In 1953, Moses wrote to O'Malley, after O'Malley's request for the City's assistance and cooperation that:
It is obviously your thought that we can go out and condemn property for your new Dodger field just where you want it. . . . This is absolutely out of the question as any good lawyer can tell you . . . since the establishment of a new Dodger Stadium is not in and of itself, a public purpose.
Moses was full of it as he had condemned numerous properties for private development and innumerable private property for some public monstrosities like the Brooklyn Queens Expressway. He just hated O'Malley's guts. And, in no small part, caused the Dodgers to leave Brooklyn.

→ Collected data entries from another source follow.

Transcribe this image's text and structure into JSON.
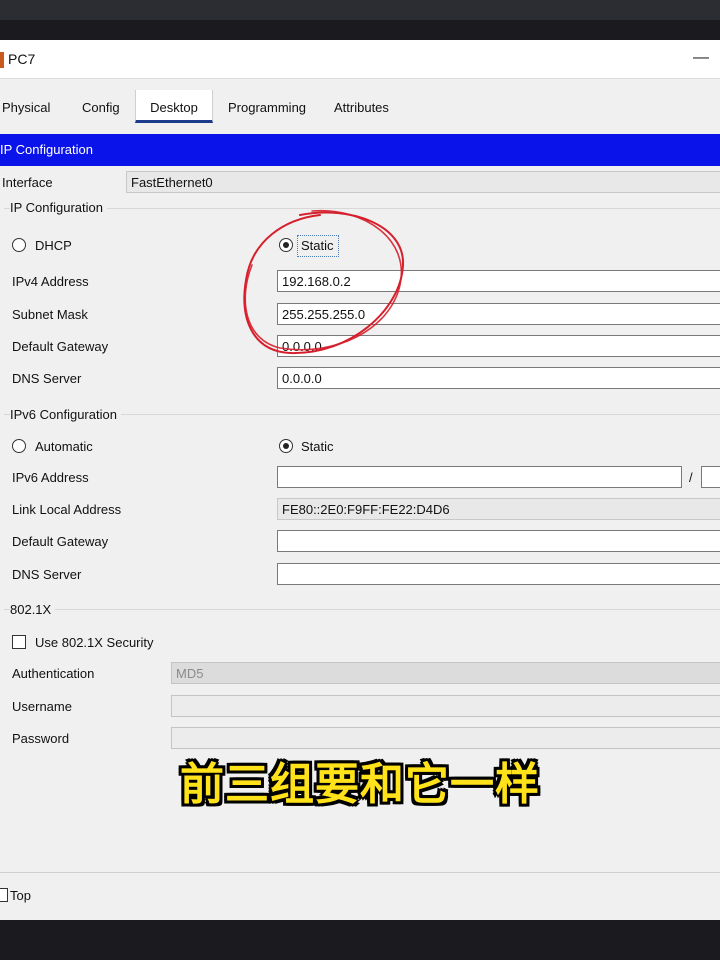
{
  "window": {
    "title": "PC7",
    "minimize_glyph": "—"
  },
  "tabs": [
    {
      "label": "Physical"
    },
    {
      "label": "Config"
    },
    {
      "label": "Desktop"
    },
    {
      "label": "Programming"
    },
    {
      "label": "Attributes"
    }
  ],
  "active_tab": "Desktop",
  "panel": {
    "header": "IP Configuration",
    "interface_label": "Interface",
    "interface_value": "FastEthernet0"
  },
  "ipv4": {
    "section_title": "IP Configuration",
    "dhcp_label": "DHCP",
    "static_label": "Static",
    "mode": "Static",
    "ipv4_address_label": "IPv4 Address",
    "ipv4_address": "192.168.0.2",
    "subnet_mask_label": "Subnet Mask",
    "subnet_mask": "255.255.255.0",
    "default_gateway_label": "Default Gateway",
    "default_gateway": "0.0.0.0",
    "dns_server_label": "DNS Server",
    "dns_server": "0.0.0.0"
  },
  "ipv6": {
    "section_title": "IPv6 Configuration",
    "automatic_label": "Automatic",
    "static_label": "Static",
    "mode": "Static",
    "ipv6_address_label": "IPv6 Address",
    "ipv6_address": "",
    "prefix_separator": "/",
    "prefix_length": "",
    "link_local_label": "Link Local Address",
    "link_local": "FE80::2E0:F9FF:FE22:D4D6",
    "default_gateway_label": "Default Gateway",
    "default_gateway": "",
    "dns_server_label": "DNS Server",
    "dns_server": ""
  },
  "dot1x": {
    "section_title": "802.1X",
    "use_security_label": "Use 802.1X Security",
    "use_security": false,
    "authentication_label": "Authentication",
    "authentication": "MD5",
    "username_label": "Username",
    "username": "",
    "password_label": "Password",
    "password": ""
  },
  "statusbar": {
    "top_label": "Top",
    "top_checked": false
  },
  "caption": "前三组要和它一样",
  "colors": {
    "header_bg": "#0a14ea",
    "tab_underline": "#1c3b8a",
    "annotation": "#d61f2c",
    "caption": "#ffe21a"
  }
}
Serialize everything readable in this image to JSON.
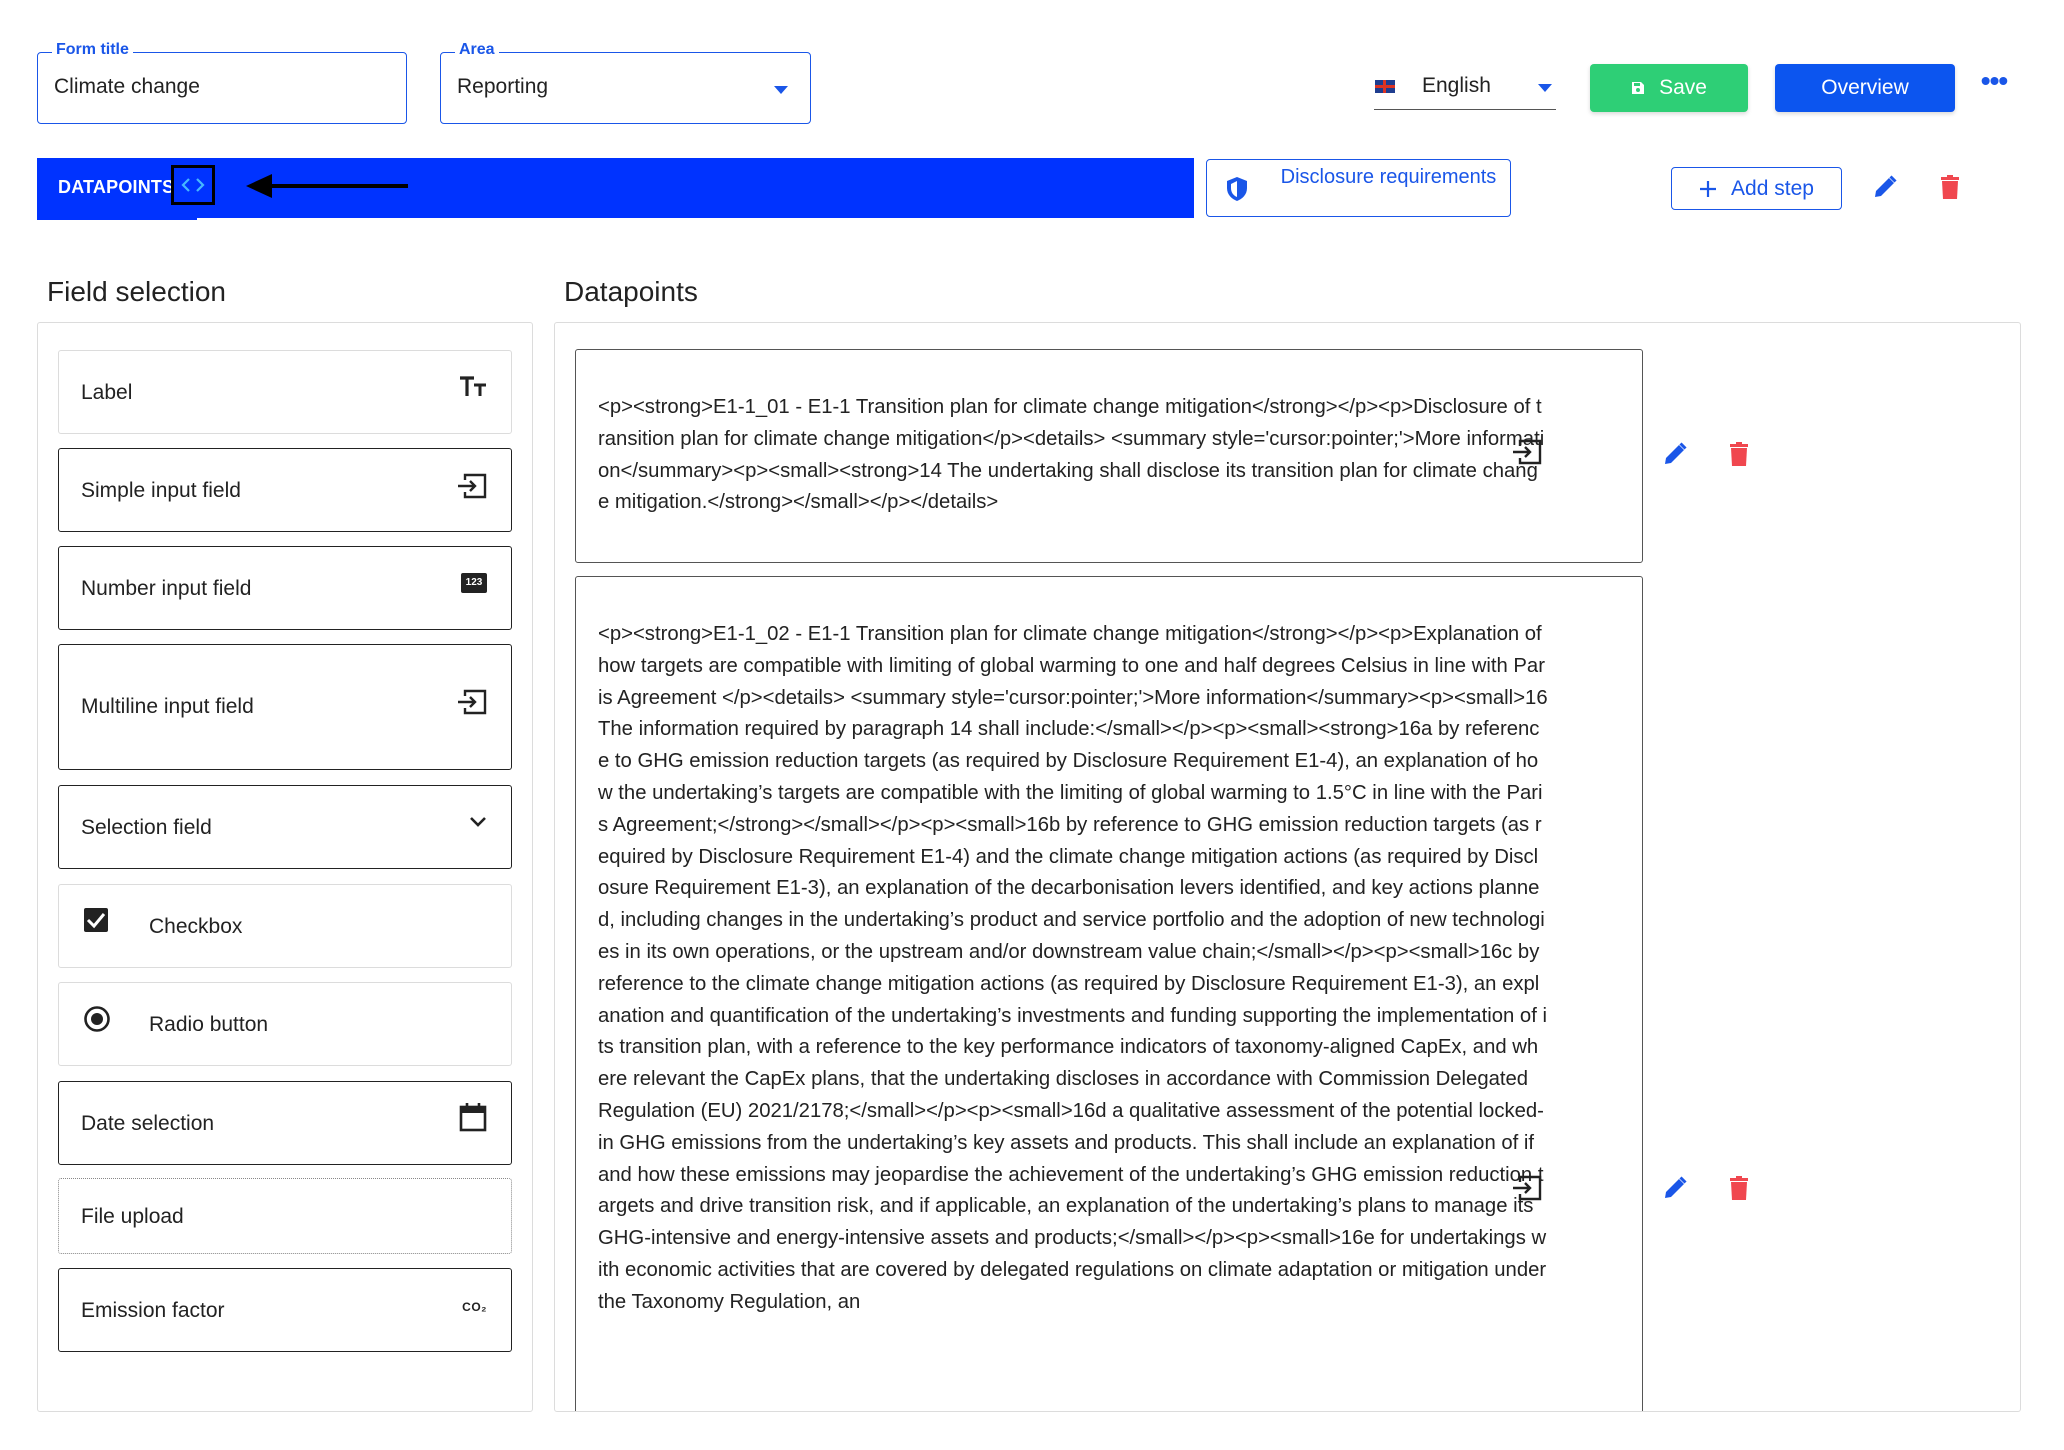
{
  "header": {
    "form_title_legend": "Form title",
    "form_title_value": "Climate change",
    "area_legend": "Area",
    "area_value": "Reporting",
    "language": "English",
    "save_label": "Save",
    "overview_label": "Overview",
    "more_label": "•••"
  },
  "stepbar": {
    "step_label": "DATAPOINTS",
    "code_glyph": "‹›",
    "disclosure_label": "Disclosure requirements",
    "add_step_label": "Add step"
  },
  "headings": {
    "field_selection": "Field selection",
    "datapoints": "Datapoints"
  },
  "field_types": [
    {
      "label": "Label",
      "icon": "text-size-icon"
    },
    {
      "label": "Simple input field",
      "icon": "input-icon"
    },
    {
      "label": "Number input field",
      "icon": "number-123-icon",
      "icon_text": "123"
    },
    {
      "label": "Multiline input field",
      "icon": "input-icon"
    },
    {
      "label": "Selection field",
      "icon": "chevron-down-icon"
    },
    {
      "label": "Checkbox",
      "icon": "checkbox-checked-icon"
    },
    {
      "label": "Radio button",
      "icon": "radio-selected-icon"
    },
    {
      "label": "Date selection",
      "icon": "calendar-icon"
    },
    {
      "label": "File upload",
      "icon": ""
    },
    {
      "label": "Emission factor",
      "icon": "co2-icon",
      "icon_text": "CO₂"
    }
  ],
  "datapoints": [
    {
      "text": "<p><strong>E1-1_01 - E1-1 Transition plan for climate change mitigation</strong></p><p>Disclosure of transition plan for climate change mitigation</p><details> <summary style='cursor:pointer;'>More information</summary><p><small><strong>14 The undertaking shall disclose its transition plan for climate change mitigation.</strong></small></p></details>"
    },
    {
      "text": "<p><strong>E1-1_02 - E1-1 Transition plan for climate change mitigation</strong></p><p>Explanation of how targets are compatible with limiting of global warming to one and half degrees Celsius in line with Paris Agreement </p><details> <summary style='cursor:pointer;'>More information</summary><p><small>16 The information required by paragraph 14 shall include:</small></p><p><small><strong>16a by reference to GHG emission reduction targets (as required by Disclosure Requirement E1-4), an explanation of how the undertaking’s targets are compatible with the limiting of global warming to 1.5°C in line with the Paris Agreement;</strong></small></p><p><small>16b by reference to GHG emission reduction targets (as required by Disclosure Requirement E1-4) and the climate change mitigation actions (as required by Disclosure Requirement E1-3), an explanation of the decarbonisation levers identified, and key actions planned, including changes in the undertaking’s product and service portfolio and the adoption of new technologies in its own operations, or the upstream and/or downstream value chain;</small></p><p><small>16c by reference to the climate change mitigation actions (as required by Disclosure Requirement E1-3), an explanation and quantification of the undertaking’s investments and funding supporting the implementation of its transition plan, with a reference to the key performance indicators of taxonomy-aligned CapEx, and where relevant the CapEx plans, that the undertaking discloses in accordance with Commission Delegated Regulation (EU) 2021/2178;</small></p><p><small>16d a qualitative assessment of the potential locked-in GHG emissions from the undertaking’s key assets and products. This shall include an explanation of if and how these emissions may jeopardise the achievement of the undertaking’s GHG emission reduction targets and drive transition risk, and if applicable, an explanation of the undertaking’s plans to manage its GHG-intensive and energy-intensive assets and products;</small></p><p><small>16e for undertakings with economic activities that are covered by delegated regulations on climate adaptation or mitigation under the Taxonomy Regulation, an"
    }
  ],
  "colors": {
    "primary": "#0c55ef",
    "stepbar": "#0033ff",
    "save": "#2ecf76",
    "delete": "#f0474f"
  }
}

The story of Robert Moses is one of the most fascinating of the 20th Century and Robert Caro's biography of Moses is ine of the greatest biographies ever written. But here we are discussing one small part of that history - how Moses's hubris, arrogance and detestation of Walter O'Malley played the major role in the Brooklyn Dodgers leaving for Los Angeles:
TUCKED among Moses' papers are letters to, about and from Walter O'Malley. They tell a remarkable story: O'Malley, it turns out, was desperate to stay in Brooklyn. The very public debate in 1956 about the domed stadium was, these letters show, merely the endgame for the Dodgers in Brooklyn. Moses had already sealed their dark fate.
O'Malley began courting Moses in 1953, hoping to persuade him to condemn land where he might build a new ballpark. Moses was initially willing; in fact, he even considered letting O'Malley build on a site near Pratt Institute. Then Moses changed his mind. Too congested, he wrote. He offered Bedford-Stuyvesant instead. It was not, by his own admission, an attractive location. But if O'Malley didn't take it, he would get nothing else.

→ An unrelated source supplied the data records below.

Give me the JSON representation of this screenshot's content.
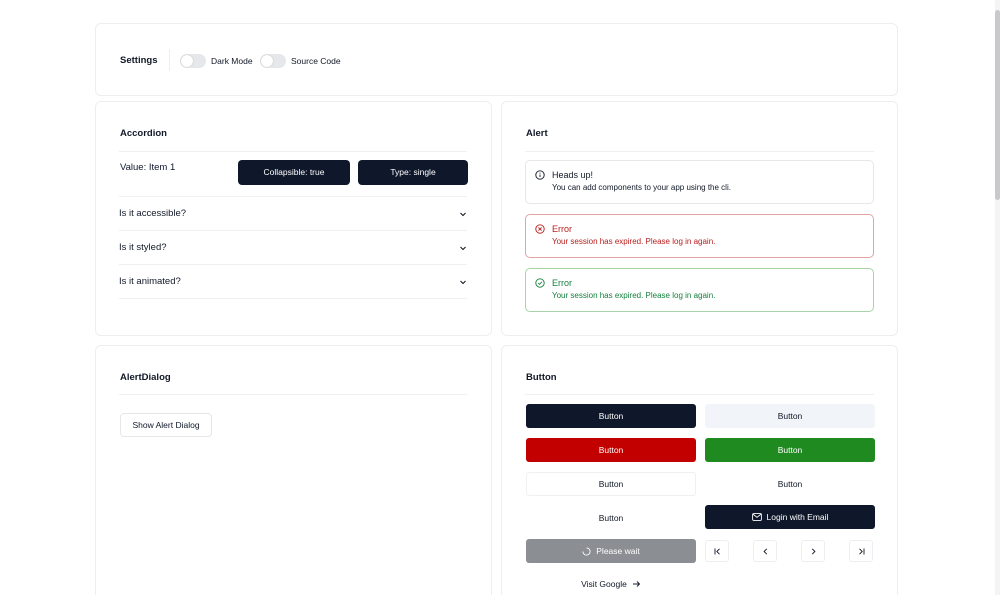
{
  "settings": {
    "title": "Settings",
    "dark_mode_label": "Dark Mode",
    "source_code_label": "Source Code"
  },
  "accordion": {
    "title": "Accordion",
    "value_text": "Value: Item 1",
    "collapsible_btn": "Collapsible: true",
    "type_btn": "Type: single",
    "items": [
      {
        "label": "Is it accessible?"
      },
      {
        "label": "Is it styled?"
      },
      {
        "label": "Is it animated?"
      }
    ]
  },
  "alert": {
    "title": "Alert",
    "items": [
      {
        "title": "Heads up!",
        "desc": "You can add components to your app using the cli.",
        "variant": "default",
        "color": "#111827"
      },
      {
        "title": "Error",
        "desc": "Your session has expired. Please log in again.",
        "variant": "destructive",
        "color": "#b91c1c"
      },
      {
        "title": "Error",
        "desc": "Your session has expired. Please log in again.",
        "variant": "success",
        "color": "#15803d"
      }
    ]
  },
  "alert_dialog": {
    "title": "AlertDialog",
    "button": "Show Alert Dialog"
  },
  "button": {
    "title": "Button",
    "labels": {
      "primary": "Button",
      "secondary": "Button",
      "destructive": "Button",
      "success": "Button",
      "outline": "Button",
      "ghost": "Button",
      "link": "Button",
      "login": "Login with Email",
      "loading": "Please wait",
      "visit": "Visit Google"
    },
    "colors": {
      "primary": "#0f172a",
      "secondary": "#f1f5f9",
      "destructive": "#c20000",
      "success": "#1f8a1f",
      "disabled": "#8b8e93"
    }
  }
}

Moses was stiffarming O'Malley. He had no intention of giving hiom anything attractive:
O'Malley, possessed with the soul of a salesman, pretended he did not hear him. ''My dear Bob,'' he wrote, ''Your letter leaves me with some hope that when we get together, a way will be found for a new Dodger stadium.'' ''Dear Walter,'' Moses replied, ''Let me see if I can simplify this matter.'' Which he did, once again, by saying no.

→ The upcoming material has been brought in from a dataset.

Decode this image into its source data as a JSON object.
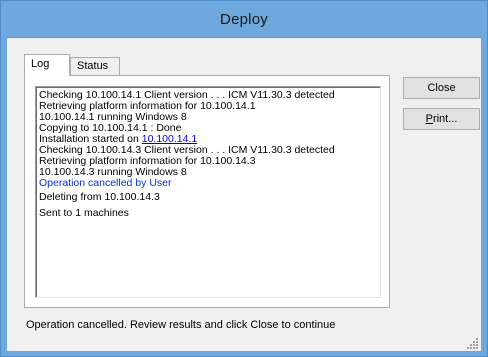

. . . In January 1956, by now weary of O'Malley, Moses wrote to an aide, ''I think we can agree in advance on what the outcome will be as far as the Dodgers are concerned, but it is necessary to show that our opposition is based on something other than prejudice.''
But what about Kelo? Was Moses right? Was "private use" even for a public purpose not a legal basis for a taking? Certainly not by 1954. For in 1954, the Supreme Court decided the case Berman v. Parker:
Once the object is within the authority of Congress, the right to realize it through the exercise of eminent domain is clear. For the power of eminent domain is merely the means to the end. See Luxton v. North River Bridge Co., 153 U.S. 525, 529-530; United States v. Gettysburg Electric R. Co., 160 U.S. 668, 679. Once the object is within the authority of Congress, the means by which it will be attained is also for Congress to determine. Here, one of the means chosen is the use of private enterprise for redevelopment of the area. Appellants argue that this makes the project a taking from one businessman for the benefit of another businessman. But the means of executing the project are for Congress, and Congress alone, to determine once the public purpose has been established. See Luxton v. North River Bridge Co., supra; cf. Highland v. Russell Car Co., 279 U.S. 253. The public end may be as well or better served through an agency of private enterprise than through a department of government -- or so the Congress might conclude. We cannot say that public ownership is the sole method of promoting the public purposes of community redevelopment projects . . .
So no, Moses was wrong. And yes the Kelo Court was correctly following precedent. And yes, I think Robert Moses was the reason why the Dodgers left Brooklyn.